The army of General von Hausen had been compelled to fight its way across the Meuse in the face of fierce opposition. At Charleville, the centre of this great combat, its losses, too, were severe. Again, at Rethel, on the line of the Aisne, there was a furious six days' battle.
The army of Duke Albert of Wurtemberg had twice been driven back over the Meuse into Belgian Luxemburg.
The army of the Crown Prince of Germany, notwithstanding its initial success at Château Malins, had been defeated at Spincourt.
The army of the Crown Prince of Bavaria had been defeated with heavy loss at Luneville.
Divisions of the German army operating in Alsace had been worsted, first at Altkirch, and again at Mulhausen.
Taking these events together, the fact stands out that the first aim in the strategy of General Joffre was, as far as possible, to defeat the German armies in detail, and thus to hinder and delay their co-operation. He was enabled to carry out that object because the French mobilisation had been completed without disturbance.
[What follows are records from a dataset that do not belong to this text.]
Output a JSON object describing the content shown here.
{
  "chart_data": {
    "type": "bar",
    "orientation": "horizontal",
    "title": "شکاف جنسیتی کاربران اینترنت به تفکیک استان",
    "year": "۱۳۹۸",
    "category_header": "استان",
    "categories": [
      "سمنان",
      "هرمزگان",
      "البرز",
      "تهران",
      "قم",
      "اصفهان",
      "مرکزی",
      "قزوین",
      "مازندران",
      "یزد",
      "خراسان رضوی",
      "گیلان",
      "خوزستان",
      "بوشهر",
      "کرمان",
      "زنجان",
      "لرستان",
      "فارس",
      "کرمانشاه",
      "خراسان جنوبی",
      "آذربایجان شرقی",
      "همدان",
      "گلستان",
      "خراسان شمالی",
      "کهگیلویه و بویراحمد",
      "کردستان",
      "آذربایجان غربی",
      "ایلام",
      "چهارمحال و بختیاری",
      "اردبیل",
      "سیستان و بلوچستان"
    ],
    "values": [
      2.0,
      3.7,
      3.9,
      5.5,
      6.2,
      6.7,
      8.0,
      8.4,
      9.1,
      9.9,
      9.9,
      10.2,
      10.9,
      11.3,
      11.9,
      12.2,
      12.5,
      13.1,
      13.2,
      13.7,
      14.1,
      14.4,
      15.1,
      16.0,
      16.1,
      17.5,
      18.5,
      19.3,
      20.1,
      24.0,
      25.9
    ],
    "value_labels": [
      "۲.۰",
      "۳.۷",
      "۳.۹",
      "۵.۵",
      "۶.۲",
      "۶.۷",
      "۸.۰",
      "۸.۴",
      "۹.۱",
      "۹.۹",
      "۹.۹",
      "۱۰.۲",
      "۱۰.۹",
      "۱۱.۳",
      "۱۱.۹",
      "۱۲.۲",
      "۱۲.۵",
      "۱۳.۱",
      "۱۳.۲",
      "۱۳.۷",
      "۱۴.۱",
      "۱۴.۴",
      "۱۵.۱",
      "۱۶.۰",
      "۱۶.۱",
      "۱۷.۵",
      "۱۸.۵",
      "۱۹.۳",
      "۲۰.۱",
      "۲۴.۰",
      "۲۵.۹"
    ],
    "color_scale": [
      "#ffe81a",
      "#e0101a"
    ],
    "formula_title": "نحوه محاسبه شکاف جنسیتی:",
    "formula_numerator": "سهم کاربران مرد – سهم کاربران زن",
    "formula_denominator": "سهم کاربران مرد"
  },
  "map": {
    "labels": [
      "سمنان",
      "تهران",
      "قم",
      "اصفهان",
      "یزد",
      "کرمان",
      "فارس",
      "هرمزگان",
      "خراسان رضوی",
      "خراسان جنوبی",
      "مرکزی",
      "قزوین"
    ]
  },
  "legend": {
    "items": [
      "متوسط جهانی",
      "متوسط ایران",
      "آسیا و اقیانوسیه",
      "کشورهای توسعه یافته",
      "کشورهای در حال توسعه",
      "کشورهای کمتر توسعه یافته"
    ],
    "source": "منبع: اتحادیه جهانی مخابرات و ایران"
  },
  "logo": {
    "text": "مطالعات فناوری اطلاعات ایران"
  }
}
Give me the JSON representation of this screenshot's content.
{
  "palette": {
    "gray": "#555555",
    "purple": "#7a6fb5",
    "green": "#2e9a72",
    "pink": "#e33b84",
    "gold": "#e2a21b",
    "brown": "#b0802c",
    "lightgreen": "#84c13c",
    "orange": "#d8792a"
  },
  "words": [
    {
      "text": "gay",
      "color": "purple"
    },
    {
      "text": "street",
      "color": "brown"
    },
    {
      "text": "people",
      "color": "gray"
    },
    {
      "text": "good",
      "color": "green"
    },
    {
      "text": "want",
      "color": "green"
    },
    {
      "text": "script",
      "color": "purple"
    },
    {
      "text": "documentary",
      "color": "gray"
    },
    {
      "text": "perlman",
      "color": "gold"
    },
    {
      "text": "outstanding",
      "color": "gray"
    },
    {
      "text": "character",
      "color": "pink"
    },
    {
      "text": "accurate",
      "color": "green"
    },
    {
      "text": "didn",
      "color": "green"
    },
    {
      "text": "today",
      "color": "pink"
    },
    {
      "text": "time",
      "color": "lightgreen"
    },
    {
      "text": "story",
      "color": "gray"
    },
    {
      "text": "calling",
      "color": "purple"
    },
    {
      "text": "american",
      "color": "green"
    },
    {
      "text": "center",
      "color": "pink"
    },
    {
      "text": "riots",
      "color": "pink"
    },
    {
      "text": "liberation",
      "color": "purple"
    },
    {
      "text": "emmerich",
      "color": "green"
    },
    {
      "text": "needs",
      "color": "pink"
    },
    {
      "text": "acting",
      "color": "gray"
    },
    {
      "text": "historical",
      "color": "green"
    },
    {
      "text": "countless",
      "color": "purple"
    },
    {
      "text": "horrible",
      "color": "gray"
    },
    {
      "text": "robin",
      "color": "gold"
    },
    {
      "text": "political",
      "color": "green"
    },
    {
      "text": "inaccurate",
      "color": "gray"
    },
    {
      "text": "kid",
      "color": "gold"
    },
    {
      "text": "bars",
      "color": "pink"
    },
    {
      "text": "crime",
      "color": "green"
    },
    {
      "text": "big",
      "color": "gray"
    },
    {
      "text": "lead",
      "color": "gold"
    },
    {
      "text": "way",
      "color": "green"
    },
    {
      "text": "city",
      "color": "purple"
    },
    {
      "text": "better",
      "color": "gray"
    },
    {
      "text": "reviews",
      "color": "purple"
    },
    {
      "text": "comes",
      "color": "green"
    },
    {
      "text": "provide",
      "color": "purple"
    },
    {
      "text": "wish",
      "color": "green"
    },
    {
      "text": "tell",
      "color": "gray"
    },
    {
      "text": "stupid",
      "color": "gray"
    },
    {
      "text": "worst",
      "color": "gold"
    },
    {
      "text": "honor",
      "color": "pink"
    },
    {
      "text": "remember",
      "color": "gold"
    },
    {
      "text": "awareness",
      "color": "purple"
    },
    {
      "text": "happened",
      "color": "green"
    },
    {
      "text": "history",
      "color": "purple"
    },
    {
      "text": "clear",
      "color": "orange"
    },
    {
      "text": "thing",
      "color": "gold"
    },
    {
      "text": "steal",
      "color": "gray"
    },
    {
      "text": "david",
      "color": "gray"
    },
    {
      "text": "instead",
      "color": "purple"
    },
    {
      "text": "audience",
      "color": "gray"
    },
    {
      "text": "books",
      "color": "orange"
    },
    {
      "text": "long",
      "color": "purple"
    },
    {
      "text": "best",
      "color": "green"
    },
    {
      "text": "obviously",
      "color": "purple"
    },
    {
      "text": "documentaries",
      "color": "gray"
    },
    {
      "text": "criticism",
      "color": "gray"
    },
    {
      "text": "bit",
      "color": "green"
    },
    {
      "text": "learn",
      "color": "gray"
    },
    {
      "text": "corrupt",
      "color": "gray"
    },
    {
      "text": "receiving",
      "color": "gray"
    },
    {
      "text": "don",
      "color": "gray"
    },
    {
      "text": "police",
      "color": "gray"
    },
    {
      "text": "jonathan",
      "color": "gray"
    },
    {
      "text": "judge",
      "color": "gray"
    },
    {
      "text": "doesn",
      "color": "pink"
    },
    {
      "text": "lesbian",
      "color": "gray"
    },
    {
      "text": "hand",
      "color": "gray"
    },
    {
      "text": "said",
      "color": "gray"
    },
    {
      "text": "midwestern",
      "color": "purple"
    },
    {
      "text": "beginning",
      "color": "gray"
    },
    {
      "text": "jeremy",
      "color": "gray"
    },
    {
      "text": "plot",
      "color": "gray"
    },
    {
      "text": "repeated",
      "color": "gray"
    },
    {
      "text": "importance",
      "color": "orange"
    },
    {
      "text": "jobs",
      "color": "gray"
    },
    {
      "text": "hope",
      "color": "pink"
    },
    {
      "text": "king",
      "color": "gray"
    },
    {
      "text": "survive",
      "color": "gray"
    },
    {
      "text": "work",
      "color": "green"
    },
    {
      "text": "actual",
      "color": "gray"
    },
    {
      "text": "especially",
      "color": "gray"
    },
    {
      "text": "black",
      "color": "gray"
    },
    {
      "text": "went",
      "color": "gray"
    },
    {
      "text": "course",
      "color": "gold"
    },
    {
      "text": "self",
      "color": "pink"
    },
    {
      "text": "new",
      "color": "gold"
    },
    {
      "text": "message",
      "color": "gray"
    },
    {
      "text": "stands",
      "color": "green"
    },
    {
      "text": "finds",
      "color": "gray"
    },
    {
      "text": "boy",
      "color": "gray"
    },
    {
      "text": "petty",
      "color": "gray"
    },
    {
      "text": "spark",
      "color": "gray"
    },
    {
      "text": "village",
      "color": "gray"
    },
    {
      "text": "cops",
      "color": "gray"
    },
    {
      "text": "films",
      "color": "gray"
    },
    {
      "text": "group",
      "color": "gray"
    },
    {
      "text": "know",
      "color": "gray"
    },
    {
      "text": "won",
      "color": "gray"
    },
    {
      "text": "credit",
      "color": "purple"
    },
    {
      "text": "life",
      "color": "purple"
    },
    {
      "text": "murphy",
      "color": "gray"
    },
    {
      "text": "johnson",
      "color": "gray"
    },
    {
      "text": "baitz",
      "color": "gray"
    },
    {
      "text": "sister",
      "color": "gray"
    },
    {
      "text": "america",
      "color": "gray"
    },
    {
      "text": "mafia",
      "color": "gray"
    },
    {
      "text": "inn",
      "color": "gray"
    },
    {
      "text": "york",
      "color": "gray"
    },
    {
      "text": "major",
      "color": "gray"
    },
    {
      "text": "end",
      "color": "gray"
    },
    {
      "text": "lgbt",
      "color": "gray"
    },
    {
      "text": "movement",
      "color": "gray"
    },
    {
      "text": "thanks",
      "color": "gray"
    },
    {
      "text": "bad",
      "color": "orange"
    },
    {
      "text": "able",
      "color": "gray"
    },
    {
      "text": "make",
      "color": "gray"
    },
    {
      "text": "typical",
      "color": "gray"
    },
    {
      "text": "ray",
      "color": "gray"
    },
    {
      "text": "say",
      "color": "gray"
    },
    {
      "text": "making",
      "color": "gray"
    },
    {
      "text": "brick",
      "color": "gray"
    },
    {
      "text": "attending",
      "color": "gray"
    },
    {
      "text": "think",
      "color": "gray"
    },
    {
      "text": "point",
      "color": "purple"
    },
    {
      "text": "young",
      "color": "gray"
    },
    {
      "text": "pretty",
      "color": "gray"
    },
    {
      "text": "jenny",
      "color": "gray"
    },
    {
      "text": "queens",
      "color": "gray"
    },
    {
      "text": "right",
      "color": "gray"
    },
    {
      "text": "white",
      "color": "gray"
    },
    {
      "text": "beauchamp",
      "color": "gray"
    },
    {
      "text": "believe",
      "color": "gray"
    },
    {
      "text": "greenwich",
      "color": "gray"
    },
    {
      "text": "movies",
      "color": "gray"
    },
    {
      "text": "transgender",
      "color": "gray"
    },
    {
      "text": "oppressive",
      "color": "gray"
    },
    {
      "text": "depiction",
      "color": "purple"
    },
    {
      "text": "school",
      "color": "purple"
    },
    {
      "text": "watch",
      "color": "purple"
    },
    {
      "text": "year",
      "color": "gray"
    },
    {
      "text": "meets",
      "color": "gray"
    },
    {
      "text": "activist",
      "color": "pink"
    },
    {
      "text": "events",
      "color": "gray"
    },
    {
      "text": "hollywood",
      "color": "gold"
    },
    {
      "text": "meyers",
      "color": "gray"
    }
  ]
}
These two facts—completion of the French mobilisation and the throwing back of the German plan by the defeat of the several armies in detail—are facts of the first importance.
The aggregate losses sustained by the Germans were already huge. If, up to September 3, we put the total wastage of war from the outset at 500,000, remembering that the fatigues of a campaign conducted in a hurry mean a wastage from exhaustion equal at least to the losses in action, we shall, great as such a total may appear, still be within the truth.
But more serious even than the losses was the dislocation of the plan. The army of the Crown Prince of Germany, which was to have advanced by rapid marches through the defiles of the Argonne, to have invested Verdun, and to have taken the fortified frontier in the rear, found itself unable to effect that object. It was held up in the hills. That meant that the armies of the Crown Prince of Bavaria and the army of General von Heeringen were kept out of the main scheme of operations.
Consider what this meant. It meant that the freedom of movement of the whole chain of armies was for the time being gone. It meant further that, so long as that state of things continued, the primary condition on which the whole German scheme depended—a superiority of military strength—could not be realised. Not only were the German armies no longer, in a military sense, homogeneous, but a considerable part of the force, being on the wrong side of the fortified frontier, could not be brought to bear, and another considerable part of the force, the army of the Crown Prince of Germany, had fallen into an entanglement. Were the armies of von Kluck, von Bülow, von Hausen, and Duke Albert, the latter already badly mauled, sufficient to carry out the scheme laid down? Quite obviously not.